Walkie talkies run on a 12.5kHz narrow band, and need ~50kHz of channel space. 
Broadcast quality FM (as in radio mics) uses a channel space of ~250kHz. Given 
than channel "skirts" are quite a bit wider multiple local channels cannot sit 
close to each other, and are commonly spaced ~500kHz apart. They also have to 
avoid numerical frequencies which would cause intermodulation. Thus remarkably 
few analogue radio channels can fit into a single (8MHz) TV channel space. The 
usual answer is ~12 at best. Some claim more but range and mutual interference 
may suffer. With digital modulation this can improve to ~20 because the effects 
of interference are reduced.

Range is directly related to bandwidth, transmission power, and RF 
signal-to-noise limitations of the receiver.

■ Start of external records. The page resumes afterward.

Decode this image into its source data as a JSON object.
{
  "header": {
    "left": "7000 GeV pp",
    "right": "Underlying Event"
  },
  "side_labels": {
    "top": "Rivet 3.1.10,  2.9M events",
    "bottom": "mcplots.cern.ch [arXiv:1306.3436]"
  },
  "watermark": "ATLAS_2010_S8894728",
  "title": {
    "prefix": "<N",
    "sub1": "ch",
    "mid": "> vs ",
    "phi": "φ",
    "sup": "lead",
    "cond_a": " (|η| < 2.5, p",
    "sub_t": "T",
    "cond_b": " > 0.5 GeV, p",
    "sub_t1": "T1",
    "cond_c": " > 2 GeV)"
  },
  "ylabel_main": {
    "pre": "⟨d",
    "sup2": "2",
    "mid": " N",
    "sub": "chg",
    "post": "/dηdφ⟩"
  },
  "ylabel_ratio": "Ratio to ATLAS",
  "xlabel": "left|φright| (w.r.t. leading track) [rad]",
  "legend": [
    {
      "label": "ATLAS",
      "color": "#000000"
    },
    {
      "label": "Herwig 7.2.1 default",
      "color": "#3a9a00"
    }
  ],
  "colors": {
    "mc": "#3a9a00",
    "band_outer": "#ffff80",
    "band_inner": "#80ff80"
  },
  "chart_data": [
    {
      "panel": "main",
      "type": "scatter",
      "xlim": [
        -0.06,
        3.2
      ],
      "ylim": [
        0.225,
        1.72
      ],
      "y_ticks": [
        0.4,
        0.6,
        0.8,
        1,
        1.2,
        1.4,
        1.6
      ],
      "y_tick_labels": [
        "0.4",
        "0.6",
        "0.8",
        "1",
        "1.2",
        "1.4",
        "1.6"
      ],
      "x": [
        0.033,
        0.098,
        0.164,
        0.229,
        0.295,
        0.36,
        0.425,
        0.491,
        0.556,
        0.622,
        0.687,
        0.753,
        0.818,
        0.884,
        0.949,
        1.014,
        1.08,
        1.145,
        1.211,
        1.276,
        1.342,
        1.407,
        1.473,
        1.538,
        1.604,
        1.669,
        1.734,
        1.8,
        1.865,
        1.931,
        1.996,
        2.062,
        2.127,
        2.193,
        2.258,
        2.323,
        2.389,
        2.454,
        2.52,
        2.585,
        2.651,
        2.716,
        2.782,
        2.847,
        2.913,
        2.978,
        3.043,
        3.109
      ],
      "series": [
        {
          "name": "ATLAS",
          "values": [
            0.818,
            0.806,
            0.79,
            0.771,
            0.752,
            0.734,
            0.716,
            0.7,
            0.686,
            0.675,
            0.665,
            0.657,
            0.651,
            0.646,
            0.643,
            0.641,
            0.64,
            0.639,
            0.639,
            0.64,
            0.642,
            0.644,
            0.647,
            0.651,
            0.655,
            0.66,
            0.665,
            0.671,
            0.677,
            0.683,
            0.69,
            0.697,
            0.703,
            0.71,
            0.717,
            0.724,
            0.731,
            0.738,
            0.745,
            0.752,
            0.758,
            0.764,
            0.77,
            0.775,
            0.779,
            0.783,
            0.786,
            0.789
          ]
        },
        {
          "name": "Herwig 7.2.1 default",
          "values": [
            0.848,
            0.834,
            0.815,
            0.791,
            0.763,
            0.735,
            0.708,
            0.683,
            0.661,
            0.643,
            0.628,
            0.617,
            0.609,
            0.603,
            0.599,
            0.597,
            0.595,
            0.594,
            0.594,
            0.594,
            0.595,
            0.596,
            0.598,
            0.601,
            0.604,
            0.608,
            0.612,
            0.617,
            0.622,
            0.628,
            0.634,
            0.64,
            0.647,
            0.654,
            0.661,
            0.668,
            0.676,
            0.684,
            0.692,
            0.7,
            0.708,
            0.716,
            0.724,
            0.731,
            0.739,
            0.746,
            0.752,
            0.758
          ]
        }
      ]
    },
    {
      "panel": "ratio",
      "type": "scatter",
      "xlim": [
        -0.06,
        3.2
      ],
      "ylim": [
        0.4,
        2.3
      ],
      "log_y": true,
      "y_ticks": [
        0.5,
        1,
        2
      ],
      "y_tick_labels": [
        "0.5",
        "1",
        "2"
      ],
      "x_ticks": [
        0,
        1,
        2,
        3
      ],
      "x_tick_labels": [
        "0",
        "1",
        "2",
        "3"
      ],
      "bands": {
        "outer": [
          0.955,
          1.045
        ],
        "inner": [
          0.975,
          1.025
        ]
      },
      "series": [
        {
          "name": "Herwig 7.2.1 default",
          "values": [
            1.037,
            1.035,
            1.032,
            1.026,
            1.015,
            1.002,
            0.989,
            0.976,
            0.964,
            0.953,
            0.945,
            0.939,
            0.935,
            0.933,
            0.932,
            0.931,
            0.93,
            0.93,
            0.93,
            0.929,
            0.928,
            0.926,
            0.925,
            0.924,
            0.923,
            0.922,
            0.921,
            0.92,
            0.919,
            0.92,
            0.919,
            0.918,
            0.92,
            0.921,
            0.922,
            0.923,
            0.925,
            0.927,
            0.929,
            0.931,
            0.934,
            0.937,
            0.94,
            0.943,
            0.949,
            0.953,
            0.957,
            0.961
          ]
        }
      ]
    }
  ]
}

Narrow band with limited audio 
bandwidth and restricted (audio) signal-to-noise is a much easier task with a 
couple of AA cells than 20kHz audio with 100dB (companded) dynamic range. 
Digital radio mics have been even harder to make that can modulate something 
that equates to full broadcast bandwidth and dynamic range into the the same 
250kHz bandwidth as analogue, and with roughly the same range/battery power.

I've no idea what the .multichannel audio is - can you elaborate? And I can't 
imaging that there is any spectrum clear in the 30-400MHz region.